只是遠處的民軍開始瘋狂起來,他們從最初的停止不動,變成主動向著官軍衝鋒。
看著一個個悍不畏死的面孔,官兵們開始慌了。
他們是人,怎麽能是邪物的對手?
終於有人開始不按號令,自行抽空子撤退。
騎馬的督戰隊,即便上前砍殺也不管用。
因為督戰隊還是人,那些民軍卻是瘋子,妖怪!
孫常存發現自己犯了一個錯誤,他不應該派出中軍的。
現在他等於將前鋒和中軍都搭了進去。
兩者很難脫離接觸了。
現在鳴金收兵,士兵在慌亂之下,貿然轉身逃跑,只會互相碰撞踐踏。
即便下層軍官指揮得當,有序輪流撤退,那也不行。
正常情況下,後衛會爆發一波,將敵人打退,然後趁機撤離。
接著下一波人充當後衛,再爆發一次,如此反覆,嚇阻敵軍,脫離接觸。
現在不行,因為敵人是瘋子。
他們會死死糾纏住做後衛的士兵,不會被嚇阻。
“鳴金收兵,只能看他們能帶出多少人了。

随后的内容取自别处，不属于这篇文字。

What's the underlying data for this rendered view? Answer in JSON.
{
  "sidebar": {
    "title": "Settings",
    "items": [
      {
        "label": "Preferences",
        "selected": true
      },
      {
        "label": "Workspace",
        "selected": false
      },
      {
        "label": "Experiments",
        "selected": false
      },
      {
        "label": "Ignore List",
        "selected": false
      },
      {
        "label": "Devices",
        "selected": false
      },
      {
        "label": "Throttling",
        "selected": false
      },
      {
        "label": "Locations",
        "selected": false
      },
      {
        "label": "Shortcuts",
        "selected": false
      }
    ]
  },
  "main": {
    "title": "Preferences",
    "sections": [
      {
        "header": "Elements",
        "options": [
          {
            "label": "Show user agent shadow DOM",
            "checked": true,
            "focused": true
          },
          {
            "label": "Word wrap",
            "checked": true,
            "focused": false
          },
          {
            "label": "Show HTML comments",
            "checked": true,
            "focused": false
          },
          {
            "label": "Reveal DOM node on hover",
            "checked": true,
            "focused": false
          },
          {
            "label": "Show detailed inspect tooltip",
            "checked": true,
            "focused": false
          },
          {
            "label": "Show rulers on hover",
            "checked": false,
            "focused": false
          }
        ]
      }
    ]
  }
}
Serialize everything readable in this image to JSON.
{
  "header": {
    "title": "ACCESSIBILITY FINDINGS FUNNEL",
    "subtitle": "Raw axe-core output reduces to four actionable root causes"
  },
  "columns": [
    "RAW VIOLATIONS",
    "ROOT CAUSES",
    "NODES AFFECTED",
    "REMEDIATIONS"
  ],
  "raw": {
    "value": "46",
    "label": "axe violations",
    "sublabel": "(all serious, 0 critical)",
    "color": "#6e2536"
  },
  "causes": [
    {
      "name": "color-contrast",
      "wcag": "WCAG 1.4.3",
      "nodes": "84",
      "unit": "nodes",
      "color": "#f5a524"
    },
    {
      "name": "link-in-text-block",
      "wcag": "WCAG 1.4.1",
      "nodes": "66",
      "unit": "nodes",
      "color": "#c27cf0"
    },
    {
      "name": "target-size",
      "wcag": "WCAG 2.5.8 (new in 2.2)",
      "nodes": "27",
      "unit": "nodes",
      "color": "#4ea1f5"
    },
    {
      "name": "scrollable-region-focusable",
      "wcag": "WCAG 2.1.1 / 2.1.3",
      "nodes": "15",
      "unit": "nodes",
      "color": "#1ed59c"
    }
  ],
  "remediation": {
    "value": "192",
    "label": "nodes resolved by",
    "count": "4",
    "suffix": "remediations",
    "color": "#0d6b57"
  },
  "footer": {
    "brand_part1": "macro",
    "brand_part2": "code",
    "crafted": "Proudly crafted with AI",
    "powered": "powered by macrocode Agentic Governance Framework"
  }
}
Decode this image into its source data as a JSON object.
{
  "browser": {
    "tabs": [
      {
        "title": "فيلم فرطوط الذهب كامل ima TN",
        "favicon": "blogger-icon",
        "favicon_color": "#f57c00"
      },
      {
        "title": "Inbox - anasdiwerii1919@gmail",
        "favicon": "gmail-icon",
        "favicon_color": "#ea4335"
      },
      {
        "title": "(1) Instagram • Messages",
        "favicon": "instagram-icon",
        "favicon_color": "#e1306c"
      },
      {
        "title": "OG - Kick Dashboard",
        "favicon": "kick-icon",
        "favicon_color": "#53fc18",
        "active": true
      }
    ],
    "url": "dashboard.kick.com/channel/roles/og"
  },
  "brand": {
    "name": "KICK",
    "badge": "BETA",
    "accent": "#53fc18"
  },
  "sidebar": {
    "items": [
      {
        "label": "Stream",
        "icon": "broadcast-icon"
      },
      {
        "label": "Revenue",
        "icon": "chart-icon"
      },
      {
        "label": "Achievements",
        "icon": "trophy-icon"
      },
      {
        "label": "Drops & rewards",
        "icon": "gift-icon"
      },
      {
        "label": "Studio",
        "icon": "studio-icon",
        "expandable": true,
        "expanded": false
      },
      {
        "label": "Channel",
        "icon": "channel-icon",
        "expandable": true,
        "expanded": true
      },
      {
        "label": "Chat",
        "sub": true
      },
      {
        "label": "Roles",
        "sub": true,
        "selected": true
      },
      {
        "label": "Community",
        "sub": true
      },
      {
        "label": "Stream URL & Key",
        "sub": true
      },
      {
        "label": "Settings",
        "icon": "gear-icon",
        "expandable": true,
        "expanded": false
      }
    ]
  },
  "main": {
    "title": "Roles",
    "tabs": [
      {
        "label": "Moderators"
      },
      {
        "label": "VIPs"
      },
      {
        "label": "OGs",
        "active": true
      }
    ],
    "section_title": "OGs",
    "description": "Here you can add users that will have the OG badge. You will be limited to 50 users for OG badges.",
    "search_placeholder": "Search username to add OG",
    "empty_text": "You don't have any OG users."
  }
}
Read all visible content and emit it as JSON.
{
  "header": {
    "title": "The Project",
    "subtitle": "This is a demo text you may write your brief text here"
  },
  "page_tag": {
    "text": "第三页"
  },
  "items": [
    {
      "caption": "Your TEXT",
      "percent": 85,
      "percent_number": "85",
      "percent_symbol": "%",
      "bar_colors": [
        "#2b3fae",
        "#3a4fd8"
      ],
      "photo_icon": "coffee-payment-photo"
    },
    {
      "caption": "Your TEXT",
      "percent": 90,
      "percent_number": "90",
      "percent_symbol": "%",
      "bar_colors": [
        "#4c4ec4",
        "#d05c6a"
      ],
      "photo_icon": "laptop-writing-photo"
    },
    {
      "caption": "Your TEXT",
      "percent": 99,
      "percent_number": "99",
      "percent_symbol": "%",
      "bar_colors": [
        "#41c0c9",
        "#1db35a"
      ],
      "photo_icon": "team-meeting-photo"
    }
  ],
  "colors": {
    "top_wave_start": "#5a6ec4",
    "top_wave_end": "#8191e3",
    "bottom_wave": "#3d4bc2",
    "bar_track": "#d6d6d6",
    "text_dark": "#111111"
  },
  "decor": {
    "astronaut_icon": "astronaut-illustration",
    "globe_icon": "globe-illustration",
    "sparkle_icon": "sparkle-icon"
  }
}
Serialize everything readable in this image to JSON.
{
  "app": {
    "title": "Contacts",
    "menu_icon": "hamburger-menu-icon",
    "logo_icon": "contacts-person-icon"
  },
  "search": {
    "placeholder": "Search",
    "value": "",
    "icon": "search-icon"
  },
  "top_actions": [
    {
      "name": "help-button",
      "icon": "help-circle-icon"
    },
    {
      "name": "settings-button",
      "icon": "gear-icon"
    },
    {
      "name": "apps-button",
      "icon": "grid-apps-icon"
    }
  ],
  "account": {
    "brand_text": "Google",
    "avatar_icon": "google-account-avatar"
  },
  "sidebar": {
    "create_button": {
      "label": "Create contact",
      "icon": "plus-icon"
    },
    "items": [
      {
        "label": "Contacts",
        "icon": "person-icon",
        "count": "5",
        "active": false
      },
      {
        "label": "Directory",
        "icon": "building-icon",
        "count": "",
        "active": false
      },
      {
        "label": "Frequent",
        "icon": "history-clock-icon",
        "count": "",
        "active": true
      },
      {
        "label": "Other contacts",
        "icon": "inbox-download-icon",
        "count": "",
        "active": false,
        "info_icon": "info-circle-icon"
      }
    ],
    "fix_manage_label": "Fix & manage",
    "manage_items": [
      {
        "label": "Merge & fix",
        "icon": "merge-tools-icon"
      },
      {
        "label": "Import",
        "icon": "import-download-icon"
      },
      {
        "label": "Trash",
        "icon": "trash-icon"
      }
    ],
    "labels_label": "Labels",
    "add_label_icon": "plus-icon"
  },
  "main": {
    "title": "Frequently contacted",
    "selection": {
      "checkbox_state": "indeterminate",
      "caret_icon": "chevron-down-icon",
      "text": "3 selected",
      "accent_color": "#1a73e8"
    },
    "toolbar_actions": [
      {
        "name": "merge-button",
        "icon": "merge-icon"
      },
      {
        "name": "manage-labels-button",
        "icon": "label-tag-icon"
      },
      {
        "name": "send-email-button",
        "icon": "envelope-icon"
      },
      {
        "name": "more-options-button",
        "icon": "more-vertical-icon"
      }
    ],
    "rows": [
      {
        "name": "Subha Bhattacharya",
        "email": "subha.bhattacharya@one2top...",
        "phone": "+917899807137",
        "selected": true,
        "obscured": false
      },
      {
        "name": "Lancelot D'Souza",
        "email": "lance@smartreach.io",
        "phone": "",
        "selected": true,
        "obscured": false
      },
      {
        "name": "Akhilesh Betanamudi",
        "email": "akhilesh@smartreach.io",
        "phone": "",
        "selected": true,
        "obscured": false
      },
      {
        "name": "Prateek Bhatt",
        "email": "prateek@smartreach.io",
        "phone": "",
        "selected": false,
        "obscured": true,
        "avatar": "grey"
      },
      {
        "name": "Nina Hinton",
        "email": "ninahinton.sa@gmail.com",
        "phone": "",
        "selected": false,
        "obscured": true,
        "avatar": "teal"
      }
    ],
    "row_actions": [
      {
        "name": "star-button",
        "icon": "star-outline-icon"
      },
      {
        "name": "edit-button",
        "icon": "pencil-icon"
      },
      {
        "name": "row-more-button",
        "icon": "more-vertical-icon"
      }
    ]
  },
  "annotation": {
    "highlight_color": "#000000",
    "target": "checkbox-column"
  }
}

”孫常存歎氣道,然後命令後軍轉前隊,準備撤退。
這種混戰場面,任何詳細的命令都得不到執行,只能依靠前線下級軍官的素質。
他只希望經過半年的訓練,前面的什長、把總……能多帶點家丁出來。
一場潰敗,就此出現。
“我們贏了!”
“贏啦!”
“官軍敗了!”
民軍之中,雖然沒什麽軍事素質,但誰進誰退還是看得出來的。
後面站在較高地方的方陣之中,看到官軍撤退,頓時歡呼起來。
半個時辰後。
雙方才脫離徹底接觸。
民軍死亡數千,官軍死傷數百人。
前線被困的兩千人,大部分人靠著訓練有素,甲胄俱全,還是突圍了出來。
他們體格好,營養較為充足,民軍點滿士氣,但沒有點滿體力,也沒有什麽武器。
只有完全陷入包圍的官兵,才被他們所殺,其他人還是跑了出來。
民軍開始歡呼,然後就發現自己能動了,不再是木偶。
而接戰的那些人,個個精疲力竭。
眾人開始打掃戰場。
一個個開始爭搶死去官兵身上的甲胄刀槍,這可都是寶貝。
沒人去管受傷和死亡的人,除去他們的親人在尋找外。
…………
與此同時,在俠網中觀戰的一人一狗,正在對話。
“他們竟然贏了,老郭,你真厲害。”趙涵“汪汪”叫著表示自己的驚訝。
“你在說什麽?我聽不懂,我只知道,現在說他們贏了,為時還早。”聞人升搖頭道。
“是嘛?官兵還敢再來?”趙涵不相信道。
“當然敢來。”聞人升點頭道。
話音未落,遠處官兵果然又接近過來了。
不過這次,不是大隊人馬,只有三百人。
他們身披輕甲,甚至無甲,持弓搭箭,身上攜帶五個箭囊。
他們小步快跑,靠近正在搶奪甲胄的義軍們。
義軍們又慌忙起來。
只是這一次,卻沒什麽莫名力量驅使他們集合在一起。
箭雨落下,狼奔豕突。
一片大亂。
前面的人想要躲箭,後面的人想要看看情況。
擠作一團。
現在他們有腦子了,反而遠遠不如剛才沒有腦子的時候。
潰敗輕而易舉地就發生了。
他們不知道如何整隊,不知道如何排列軍陣,
更不會與敵人瘋狂地同歸於盡。他們只知道一件事:跑!
瘋狂地跑。
連妻兒老小都放棄地跑!
而在這時,遠處官兵從三面合攏過來,只是他們腳步謹慎,領頭的軍官時刻盯著那些人的動向。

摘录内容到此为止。